Kasım ayında yapılacak ABD seçimleri hem küresel ekonomi politikaları hem de kripto varlıkların ABD’deki akıbeti açısından gündemimizi oldukça meşgul ediyor. Bu hikayeyi biraz geriye sarmak ve geçmişten bugüne ABD’de kripto varlıklara karşı olan tutumu ele alarak başlamak istiyorum.
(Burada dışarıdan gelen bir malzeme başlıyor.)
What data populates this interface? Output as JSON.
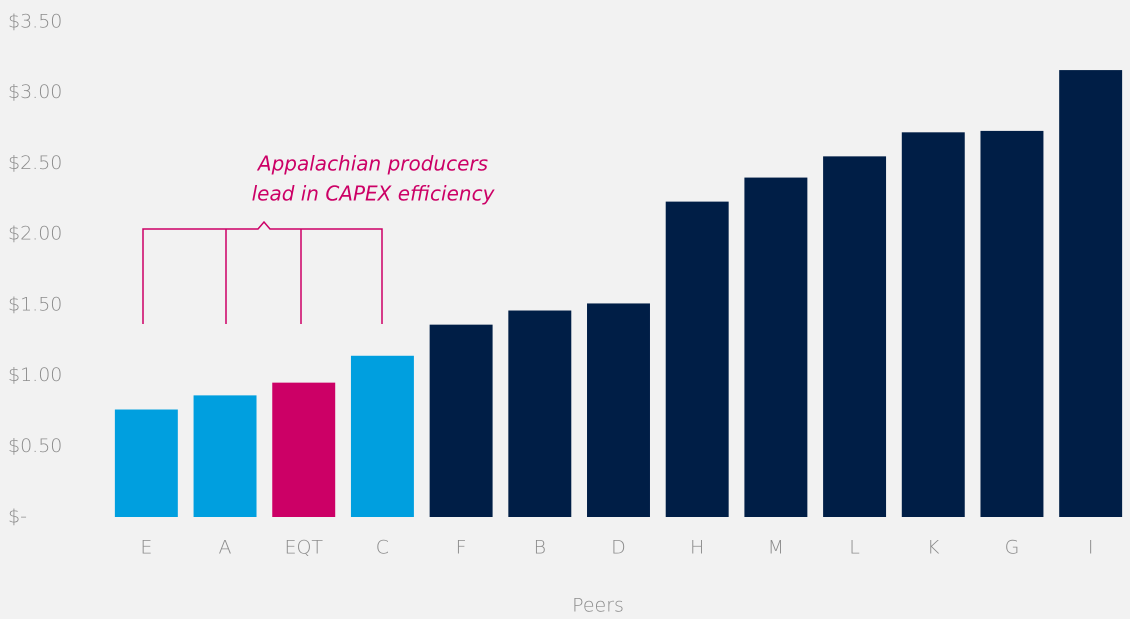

Önce ABD hukuk sistemini anlayalım
ABD hukuk sistemi güçler ayrılığı ilkesini benimser. Yürütmede bir başkan hemen altında bir hükümet bulunur. Yasama ise Temsilciler Meclisi ve Senato olarak ikiye ayrılır. Halen Temsilciler Meclisi’nin çoğunluğu cumhuriyetçilerden oluşurken, Senato daha çok demokratlardan oluşmaktadır. Bir yasa tasarısı çalışıldığı zaman önce Temsilciler Meclisi’nden geçer ve Senato’ya iner. Senato bu yasa tasarısını onaylayabilir ya da kendi görüşlerine uygun öneriler sunabilir. Ancak yasa tasarısının yasa olarak onaylanması için her iki yasama organından da geçmesi gerekir. Bu sebeple ABD’de bir yasanın kabul edilmesi oldukça uzun sürer ve pek çok tasarı oylamaya bile gelmeden önce komisyonlarda rafa kaldırılır.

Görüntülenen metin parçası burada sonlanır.